Behind bars, however, is a different case story. To say that these codes of ethics were flouted would be an understatement. It would be fairer to say that the pledge of humanity was flouted. Throughout history, prisoners have been perceived as akin to lab rats. They are considered the section of society that has been discarded as garbage.


It was only 1946 when hundreds of Guatemalan prison inmates were deliberately infected with syphilis: either through injections or through visits from purposely infected prostitutes. This was done all in the name of medical science. During the 1950s and 1960s, cancer cells were injected into healthy prisoners in the United States of America to quench the curiosity behind: "What would happen if a human being was exposed to cancer cells?" The brilliance behind this research trial was Chester Southam, who later became the elected president of the American Association for Cancer Research.

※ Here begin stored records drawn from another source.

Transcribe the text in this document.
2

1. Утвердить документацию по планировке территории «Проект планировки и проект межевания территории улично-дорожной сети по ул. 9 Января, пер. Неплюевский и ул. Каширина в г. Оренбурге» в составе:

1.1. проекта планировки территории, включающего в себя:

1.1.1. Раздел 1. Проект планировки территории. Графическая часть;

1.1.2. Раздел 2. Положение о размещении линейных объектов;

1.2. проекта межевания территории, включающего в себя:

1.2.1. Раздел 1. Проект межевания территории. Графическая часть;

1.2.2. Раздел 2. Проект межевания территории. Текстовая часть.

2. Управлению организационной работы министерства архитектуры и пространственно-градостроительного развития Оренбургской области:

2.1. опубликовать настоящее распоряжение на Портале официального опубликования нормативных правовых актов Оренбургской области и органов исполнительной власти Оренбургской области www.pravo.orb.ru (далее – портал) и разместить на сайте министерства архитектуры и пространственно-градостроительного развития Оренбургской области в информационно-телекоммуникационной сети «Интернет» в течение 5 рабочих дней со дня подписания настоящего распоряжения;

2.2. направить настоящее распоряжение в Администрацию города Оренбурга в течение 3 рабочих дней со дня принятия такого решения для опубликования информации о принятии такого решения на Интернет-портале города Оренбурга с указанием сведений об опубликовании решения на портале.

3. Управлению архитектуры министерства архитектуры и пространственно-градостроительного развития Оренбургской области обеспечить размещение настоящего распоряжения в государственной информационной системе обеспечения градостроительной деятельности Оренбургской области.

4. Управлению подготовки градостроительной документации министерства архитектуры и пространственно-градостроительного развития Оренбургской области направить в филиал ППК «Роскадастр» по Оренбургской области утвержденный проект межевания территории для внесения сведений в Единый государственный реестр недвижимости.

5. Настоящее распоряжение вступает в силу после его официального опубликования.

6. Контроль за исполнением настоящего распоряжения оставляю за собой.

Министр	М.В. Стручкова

Consent was asked as a courtesy. When a prisoner refused, he was threatened to be put in isolation. Even when prisoners did consent, the reason was simple—the privileges a prisoner received was a clear break from the mundane incarceration. Pitching the same research trial to somebody who is not incarcerated would not be successful. Another reason behind consent was the problematic idea of monetary gratitude. Researchers provided prisoners with money in exchange for participating in research. This amount was small and sometimes, not worth the damage it could cause. Exhibit A: the research experiment ideated by the Atomic Energy Commission to determine the effects of radiation on male reproductive function. The participants were paid but were likely not told about the tiny risk of testicular cancer.


Prison experiments are exploitative
Being a part of a research study meant more privileges but also more abuse. Credits: Flickr

In 1978, the National Commission for the Protection of Human Subjects of Biomedical and Behavioral Research did institute a moratorium on research in correctional settings and between 2010 to 2012, 0.7 per cent of health studies have featured prisoners. Technically, the marginalization of prisoners has decreased but this long history of medical abuse cannot vanish. It certainly influences us today and these communities as vaccination dates roll in.



It is not ignorance or willingness to extend harm to society that propels people to avoid vaccination. It is a history of abuse that has cemented this lack of trust in medical institutions.